19:27:40 <gmaxwell> (optimal would basically be exach node gets exactly 1 inv per tx and no more) Simulations of our recon work don't quite achieve optimality (since we also want relay to be reasonably fast) but end up only using 2-3x the bandwidth of the theoretically optimal usage, which sounds pretty good compared to 44x. :)
19:28:25 <gmaxwell> Sipa and I (mostly sipa) have been working on optimizing the recon code itself, which is in part important because its performance helps tell us what parameters make sense to propose.
19:28:36 <gmaxwell> E.g. some benchmark results from last night: https://people.xiph.org/~greg/temp/srr2.png
19:28:42 <wumpus> nice !
19:29:33 <gmaxwell> This shows how long it takes to do the computation for reconciling 150 differences (which is a good high watermark from glebs simulations), as a function of how long the short-txids we're using (in bits).
19:30:22 <gmaxwell> The graph shows that some sizes are much faster in the implementation currently, for optimization (and the number theory that enables those optimizations) reasons.
19:30:26 <wumpus> 44x less bandwidth is more than impressive, I didn't know that the invs were such a large part of the traffic
19:31:25 <gmaxwell> Ah! that figure is perfectly efficient invs (one inv per host) vs invs in what we do today.  Invs are a majority of traffic on nodes right now, but those figure ignore all the non-inv traffic.
19:31:25 <wumpus> but that's similar to my surprise how much (at least of outgoing traffic) is 'reject' messages
19:31:50 <gmaxwell> So in terms of actual total traffic impact, maybe halve those numbers for your expectations.
19:32:09 <sipa> ohai
19:32:38 <gmaxwell> Basically gleb's simulator simulates a plausable bitcoin network topology, and then measures how transactions relay around in it with different relaying schemes, so we can try different ideas and measure their impacts.
19:32:55 <gmaxwell> So in any case, lots of progress going on there.
19:32:59 <wumpus> is this simulator available anywhere?
19:33:36 <gmaxwell> Not yet. Sipa and I need to convince gleb that his code is not too awful, I think.

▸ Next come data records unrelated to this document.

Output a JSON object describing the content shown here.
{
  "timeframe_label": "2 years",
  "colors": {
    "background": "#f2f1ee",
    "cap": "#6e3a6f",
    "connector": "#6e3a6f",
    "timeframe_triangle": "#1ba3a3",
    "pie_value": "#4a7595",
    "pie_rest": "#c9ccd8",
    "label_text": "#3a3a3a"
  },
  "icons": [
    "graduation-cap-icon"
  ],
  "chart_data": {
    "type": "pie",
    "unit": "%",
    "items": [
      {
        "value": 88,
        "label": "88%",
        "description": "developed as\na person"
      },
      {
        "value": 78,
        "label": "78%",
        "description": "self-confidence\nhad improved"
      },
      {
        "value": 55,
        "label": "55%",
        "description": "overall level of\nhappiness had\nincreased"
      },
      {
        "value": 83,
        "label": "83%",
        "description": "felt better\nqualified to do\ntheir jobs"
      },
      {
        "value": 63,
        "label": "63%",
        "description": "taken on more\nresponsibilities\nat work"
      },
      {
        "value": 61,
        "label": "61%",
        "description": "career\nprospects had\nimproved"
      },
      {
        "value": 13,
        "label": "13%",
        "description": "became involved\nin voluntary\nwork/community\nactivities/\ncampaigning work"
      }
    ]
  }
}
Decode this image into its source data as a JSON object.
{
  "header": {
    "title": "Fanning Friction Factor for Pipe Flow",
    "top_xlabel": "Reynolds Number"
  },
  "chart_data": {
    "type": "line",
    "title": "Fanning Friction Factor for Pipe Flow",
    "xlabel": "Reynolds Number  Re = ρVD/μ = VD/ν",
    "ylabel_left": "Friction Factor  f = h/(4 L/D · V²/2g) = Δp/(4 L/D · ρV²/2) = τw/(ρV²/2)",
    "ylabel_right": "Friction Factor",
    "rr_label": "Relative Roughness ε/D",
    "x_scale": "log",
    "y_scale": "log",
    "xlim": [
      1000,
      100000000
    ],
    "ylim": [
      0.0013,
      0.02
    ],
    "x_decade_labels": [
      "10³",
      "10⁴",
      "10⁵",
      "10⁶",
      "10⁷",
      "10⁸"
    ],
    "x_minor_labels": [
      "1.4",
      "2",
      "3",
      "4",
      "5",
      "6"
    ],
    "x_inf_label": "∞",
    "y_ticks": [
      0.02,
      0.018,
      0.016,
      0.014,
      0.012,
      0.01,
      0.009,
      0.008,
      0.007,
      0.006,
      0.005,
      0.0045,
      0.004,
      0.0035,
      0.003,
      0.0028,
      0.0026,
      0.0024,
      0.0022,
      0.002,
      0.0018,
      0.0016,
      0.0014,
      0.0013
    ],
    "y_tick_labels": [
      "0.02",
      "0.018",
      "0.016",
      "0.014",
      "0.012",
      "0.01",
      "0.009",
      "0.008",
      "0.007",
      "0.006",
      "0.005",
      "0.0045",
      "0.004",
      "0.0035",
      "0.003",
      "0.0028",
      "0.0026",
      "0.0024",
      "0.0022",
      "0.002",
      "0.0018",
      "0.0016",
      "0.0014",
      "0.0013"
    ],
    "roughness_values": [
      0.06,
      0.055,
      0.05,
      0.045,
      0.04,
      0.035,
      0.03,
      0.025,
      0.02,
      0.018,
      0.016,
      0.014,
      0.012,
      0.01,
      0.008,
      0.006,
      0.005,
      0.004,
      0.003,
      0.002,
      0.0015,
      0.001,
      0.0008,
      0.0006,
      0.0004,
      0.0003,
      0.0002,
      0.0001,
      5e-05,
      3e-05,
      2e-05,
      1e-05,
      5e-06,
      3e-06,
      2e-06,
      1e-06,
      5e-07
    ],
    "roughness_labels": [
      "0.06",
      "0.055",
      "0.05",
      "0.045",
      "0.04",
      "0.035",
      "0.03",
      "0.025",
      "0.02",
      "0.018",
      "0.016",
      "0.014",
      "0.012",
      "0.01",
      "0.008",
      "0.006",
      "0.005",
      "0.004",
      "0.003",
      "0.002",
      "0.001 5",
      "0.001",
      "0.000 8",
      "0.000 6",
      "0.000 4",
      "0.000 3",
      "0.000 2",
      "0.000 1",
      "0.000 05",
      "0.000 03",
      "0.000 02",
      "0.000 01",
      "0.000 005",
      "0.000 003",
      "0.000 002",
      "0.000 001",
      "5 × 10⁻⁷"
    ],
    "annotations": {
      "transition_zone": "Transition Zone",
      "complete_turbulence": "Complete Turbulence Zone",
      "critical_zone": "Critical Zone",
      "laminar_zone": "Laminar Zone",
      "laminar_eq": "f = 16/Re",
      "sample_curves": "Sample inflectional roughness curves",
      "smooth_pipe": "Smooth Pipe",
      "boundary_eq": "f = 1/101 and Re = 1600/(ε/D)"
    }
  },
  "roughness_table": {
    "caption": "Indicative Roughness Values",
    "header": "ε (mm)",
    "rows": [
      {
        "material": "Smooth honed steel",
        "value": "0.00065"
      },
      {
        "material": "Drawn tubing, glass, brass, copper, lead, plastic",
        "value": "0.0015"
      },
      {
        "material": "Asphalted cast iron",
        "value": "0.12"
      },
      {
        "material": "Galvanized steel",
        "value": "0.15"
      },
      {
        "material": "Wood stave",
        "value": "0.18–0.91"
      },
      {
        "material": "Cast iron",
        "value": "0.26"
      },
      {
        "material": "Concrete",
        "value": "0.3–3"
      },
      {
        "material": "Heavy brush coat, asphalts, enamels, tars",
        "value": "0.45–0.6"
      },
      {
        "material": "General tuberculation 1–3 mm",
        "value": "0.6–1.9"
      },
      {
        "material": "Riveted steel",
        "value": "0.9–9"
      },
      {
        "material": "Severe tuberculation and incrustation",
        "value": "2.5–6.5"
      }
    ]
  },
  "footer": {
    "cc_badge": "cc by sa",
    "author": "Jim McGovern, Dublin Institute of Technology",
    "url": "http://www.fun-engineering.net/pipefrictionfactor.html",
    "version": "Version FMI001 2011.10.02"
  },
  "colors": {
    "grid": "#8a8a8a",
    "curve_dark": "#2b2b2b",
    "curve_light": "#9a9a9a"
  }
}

19:34:10 <wumpus> no hurry, though it would be nice to have, if it was available we'd want to link it
19:34:16 <gmaxwell> Absolutely.
19:34:53 <gmaxwell> In any case, right now we're still in a fairly researchy mode, looping over detailed ideas and feeding the results back in to tell us what to try next.
19:35:48 <gmaxwell> Thats all I've got for now, unless sleepwalking sipa has more.
19:36:16 <sipa> not really
19:36:52 <wumpus> you could say so, it's .. 04:36 there?
19:37:26 <wumpus> thanks for the update!